Abstract

Zinc supplementation therapy has been shown to improve the prognosis of patients with hepatitis C virus (HCV) infection. However, little is known about the changes in serum zinc levels with treatment using direct-acting antiviral agents (DAAs). This prospective study investigated the changes in serum zinc levels before and after treatment with DAAs in hepatitis C patients. Thirty-one patients with chronic hepatitis C or HCV-related compensated cirrhosis who were treated with DAAs (glecaprevir/pibrentasvir or elbasvir/grazoprevir) were included in the study. Serum zinc and serum albumin levels were measured before DAA treatment (Baseline), at the end of treatment (EOT), and at 12weeks after EOT (Follow-up 12).
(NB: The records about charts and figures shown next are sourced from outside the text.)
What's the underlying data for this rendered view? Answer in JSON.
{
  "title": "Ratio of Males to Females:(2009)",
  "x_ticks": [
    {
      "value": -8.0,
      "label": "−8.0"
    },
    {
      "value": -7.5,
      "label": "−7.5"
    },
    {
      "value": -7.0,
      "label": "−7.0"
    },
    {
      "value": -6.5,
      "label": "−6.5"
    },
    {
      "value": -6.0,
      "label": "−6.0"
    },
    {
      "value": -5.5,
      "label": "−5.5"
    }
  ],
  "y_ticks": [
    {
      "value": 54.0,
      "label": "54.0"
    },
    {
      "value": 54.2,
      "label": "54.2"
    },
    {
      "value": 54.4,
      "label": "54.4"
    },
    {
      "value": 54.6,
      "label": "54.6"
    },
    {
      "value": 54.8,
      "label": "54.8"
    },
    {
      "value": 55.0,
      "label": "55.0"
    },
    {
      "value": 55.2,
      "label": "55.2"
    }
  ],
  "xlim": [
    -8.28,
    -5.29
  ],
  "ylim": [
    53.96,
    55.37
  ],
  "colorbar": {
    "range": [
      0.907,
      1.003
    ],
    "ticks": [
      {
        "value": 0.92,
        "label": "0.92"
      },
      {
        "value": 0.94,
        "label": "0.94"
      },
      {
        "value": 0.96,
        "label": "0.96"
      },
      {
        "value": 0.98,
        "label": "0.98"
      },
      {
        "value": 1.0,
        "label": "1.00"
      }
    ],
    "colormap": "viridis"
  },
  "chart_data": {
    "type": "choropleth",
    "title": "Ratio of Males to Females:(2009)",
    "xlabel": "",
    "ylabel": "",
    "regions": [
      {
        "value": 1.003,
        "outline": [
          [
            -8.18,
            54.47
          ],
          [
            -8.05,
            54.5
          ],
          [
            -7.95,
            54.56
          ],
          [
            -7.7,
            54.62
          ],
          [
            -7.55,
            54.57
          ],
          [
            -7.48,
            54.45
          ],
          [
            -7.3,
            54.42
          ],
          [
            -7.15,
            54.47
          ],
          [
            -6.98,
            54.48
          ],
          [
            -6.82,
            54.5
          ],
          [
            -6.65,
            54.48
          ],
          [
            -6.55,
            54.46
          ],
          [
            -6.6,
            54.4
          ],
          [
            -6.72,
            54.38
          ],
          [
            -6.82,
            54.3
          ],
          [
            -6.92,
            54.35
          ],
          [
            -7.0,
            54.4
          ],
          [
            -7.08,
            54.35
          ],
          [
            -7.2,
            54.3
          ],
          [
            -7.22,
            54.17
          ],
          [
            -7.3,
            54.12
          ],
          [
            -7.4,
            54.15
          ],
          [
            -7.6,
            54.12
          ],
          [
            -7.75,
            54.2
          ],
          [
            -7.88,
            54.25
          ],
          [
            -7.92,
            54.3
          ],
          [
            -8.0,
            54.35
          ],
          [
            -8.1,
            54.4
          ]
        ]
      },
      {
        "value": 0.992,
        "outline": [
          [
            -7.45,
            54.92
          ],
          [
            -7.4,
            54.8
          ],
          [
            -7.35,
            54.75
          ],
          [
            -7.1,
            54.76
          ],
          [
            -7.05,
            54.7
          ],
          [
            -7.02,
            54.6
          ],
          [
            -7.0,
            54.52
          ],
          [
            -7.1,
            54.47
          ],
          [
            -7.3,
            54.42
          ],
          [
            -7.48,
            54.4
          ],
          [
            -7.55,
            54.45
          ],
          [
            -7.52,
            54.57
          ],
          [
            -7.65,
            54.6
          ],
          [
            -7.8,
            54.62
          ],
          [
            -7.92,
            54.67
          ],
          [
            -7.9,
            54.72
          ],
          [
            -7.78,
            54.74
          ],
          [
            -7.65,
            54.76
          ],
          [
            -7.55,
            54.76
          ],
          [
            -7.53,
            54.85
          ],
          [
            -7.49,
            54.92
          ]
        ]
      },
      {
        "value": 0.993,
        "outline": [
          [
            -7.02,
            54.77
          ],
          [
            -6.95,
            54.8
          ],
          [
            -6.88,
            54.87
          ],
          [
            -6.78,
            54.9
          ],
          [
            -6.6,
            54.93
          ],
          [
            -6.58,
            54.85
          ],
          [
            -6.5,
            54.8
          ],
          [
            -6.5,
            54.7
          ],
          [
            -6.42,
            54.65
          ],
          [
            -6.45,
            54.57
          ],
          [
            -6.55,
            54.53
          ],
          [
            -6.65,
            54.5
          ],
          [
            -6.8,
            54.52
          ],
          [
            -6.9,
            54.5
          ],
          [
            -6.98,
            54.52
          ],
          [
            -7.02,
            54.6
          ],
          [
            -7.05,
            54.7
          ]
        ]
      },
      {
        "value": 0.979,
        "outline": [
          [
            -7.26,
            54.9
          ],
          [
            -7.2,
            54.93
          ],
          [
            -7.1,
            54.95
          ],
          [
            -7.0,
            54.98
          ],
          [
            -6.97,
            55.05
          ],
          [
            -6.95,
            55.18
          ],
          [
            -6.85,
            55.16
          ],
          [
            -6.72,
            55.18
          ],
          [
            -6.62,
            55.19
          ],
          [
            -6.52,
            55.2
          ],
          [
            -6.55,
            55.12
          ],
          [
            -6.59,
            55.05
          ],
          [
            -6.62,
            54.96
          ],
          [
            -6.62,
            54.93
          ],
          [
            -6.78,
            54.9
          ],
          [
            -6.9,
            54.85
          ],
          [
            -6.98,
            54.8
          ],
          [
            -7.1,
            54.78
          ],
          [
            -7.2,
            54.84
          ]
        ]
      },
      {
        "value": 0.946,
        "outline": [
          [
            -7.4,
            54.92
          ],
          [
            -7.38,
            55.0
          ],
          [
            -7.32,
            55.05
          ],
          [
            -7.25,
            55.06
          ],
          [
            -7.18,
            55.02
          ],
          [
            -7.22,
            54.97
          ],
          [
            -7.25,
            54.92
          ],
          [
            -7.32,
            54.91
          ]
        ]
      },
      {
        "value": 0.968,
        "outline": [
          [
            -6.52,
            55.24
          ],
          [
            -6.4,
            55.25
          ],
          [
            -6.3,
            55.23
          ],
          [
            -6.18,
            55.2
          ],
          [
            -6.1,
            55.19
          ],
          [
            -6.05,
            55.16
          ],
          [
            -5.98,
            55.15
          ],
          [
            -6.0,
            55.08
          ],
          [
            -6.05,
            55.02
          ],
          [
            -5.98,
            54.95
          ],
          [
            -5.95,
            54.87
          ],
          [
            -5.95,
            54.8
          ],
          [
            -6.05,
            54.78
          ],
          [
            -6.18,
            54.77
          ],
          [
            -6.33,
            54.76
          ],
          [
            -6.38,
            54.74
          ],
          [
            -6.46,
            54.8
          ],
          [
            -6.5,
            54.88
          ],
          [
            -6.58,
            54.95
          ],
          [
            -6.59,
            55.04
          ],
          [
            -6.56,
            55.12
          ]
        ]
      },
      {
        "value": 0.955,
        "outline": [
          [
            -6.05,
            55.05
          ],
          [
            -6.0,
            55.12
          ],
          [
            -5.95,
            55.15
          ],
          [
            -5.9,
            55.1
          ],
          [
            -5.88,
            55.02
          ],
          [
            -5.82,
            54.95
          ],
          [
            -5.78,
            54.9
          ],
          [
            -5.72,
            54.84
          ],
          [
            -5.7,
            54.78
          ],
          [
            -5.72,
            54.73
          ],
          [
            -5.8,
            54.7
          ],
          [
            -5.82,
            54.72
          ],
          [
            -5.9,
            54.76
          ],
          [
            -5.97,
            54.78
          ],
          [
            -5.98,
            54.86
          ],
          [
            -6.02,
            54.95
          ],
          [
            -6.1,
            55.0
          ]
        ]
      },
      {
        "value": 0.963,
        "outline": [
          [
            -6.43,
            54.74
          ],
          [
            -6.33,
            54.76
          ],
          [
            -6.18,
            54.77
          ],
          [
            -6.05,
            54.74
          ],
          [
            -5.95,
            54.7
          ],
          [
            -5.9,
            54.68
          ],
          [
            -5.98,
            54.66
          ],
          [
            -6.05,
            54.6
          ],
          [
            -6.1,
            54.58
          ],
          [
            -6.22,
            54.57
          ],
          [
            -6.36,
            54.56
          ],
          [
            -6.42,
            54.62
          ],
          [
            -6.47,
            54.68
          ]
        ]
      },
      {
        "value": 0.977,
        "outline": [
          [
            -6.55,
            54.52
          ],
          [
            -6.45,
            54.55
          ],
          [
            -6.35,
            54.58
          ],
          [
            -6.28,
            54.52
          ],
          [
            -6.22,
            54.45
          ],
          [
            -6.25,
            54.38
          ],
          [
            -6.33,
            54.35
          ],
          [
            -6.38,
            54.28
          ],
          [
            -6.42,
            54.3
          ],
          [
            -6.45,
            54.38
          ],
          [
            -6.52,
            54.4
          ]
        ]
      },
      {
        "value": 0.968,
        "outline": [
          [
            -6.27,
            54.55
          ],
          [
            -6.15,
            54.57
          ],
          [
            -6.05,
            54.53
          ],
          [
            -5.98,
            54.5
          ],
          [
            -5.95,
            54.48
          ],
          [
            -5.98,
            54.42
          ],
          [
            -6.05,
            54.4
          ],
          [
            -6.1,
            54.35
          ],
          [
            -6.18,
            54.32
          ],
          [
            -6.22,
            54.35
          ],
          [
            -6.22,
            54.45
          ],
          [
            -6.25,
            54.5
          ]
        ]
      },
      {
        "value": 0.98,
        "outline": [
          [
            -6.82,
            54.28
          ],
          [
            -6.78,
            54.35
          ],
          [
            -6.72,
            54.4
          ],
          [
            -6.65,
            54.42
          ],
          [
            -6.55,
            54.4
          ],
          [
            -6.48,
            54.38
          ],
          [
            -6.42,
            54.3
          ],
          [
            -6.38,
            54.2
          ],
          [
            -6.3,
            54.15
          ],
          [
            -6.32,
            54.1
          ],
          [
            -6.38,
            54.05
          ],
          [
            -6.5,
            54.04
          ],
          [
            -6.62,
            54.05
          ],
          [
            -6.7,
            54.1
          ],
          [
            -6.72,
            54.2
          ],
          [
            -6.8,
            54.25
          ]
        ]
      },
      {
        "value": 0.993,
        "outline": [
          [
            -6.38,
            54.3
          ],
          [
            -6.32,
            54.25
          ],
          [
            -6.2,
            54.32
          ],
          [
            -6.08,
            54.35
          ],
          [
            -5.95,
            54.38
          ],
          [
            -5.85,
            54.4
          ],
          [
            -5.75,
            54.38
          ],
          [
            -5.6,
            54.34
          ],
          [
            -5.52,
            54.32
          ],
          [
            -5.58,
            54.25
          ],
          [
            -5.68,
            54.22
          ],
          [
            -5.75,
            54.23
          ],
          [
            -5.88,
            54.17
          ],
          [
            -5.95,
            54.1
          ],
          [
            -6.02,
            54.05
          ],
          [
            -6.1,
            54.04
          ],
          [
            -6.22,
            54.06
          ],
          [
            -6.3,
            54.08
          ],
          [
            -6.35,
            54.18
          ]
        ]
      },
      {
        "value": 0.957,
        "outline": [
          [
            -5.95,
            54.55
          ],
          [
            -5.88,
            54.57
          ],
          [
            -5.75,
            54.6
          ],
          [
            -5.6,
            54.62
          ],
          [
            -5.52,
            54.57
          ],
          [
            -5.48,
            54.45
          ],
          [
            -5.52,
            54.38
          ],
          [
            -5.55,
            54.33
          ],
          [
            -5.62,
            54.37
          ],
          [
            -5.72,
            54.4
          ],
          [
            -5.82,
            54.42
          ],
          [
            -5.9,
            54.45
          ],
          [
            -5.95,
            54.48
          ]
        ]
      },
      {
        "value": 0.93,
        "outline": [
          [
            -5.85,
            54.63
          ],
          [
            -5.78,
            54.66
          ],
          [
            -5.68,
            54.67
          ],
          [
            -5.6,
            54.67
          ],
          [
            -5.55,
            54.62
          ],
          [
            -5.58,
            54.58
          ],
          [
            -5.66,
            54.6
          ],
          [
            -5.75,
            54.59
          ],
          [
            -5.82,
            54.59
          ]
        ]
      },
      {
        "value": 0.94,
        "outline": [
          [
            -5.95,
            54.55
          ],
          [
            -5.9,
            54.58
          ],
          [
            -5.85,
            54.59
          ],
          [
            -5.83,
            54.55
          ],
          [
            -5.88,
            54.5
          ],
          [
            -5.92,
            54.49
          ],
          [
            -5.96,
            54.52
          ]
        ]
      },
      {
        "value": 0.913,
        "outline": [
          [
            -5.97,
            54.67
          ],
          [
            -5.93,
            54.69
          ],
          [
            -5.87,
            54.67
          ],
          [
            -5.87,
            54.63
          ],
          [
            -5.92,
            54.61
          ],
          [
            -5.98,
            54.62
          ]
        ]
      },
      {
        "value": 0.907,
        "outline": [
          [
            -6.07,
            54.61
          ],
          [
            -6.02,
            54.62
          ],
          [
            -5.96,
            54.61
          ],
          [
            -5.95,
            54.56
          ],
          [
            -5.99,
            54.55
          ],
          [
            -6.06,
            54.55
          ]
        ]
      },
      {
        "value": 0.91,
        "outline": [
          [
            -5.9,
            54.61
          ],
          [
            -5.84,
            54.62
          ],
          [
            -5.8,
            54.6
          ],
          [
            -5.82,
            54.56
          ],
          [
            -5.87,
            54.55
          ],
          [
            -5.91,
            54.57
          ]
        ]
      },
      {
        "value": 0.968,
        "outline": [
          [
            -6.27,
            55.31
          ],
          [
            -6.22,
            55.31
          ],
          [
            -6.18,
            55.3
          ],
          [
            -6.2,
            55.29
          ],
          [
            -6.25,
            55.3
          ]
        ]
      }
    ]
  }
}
The changes over time in the serum zinc and serum albumin levels were investigated. The mean age of the patients was 68.5 ± 12.1 (range, 40-86) years, and 17 (55%) were women. Based on the Japanese Society of Clinical Nutrition diagnostic criteria, 6 patients had zinc deficiency (<60μg/dL), and 21 patients had subclinical zinc deficiency (60-80μg/dL). Significant differences in serum zinc levels were seen between Baseline and EOT (P = 0.01) and between EOT and Follow-up 12 (P = 0.0003). There was no significant difference in serum albumin levels between Baseline and EOT (P = 0.76), but a significant increase was seen between EOT and Follow-up 12 (P = 0.01). Increases in serum zinc are directly related to DAA treatment and are not a result of increases in albumin. Inhibition of the non-structural protein (NS)3 and NS5A by DAAs could be associated with the improvement of serum zinc levels in hepatitis C patients.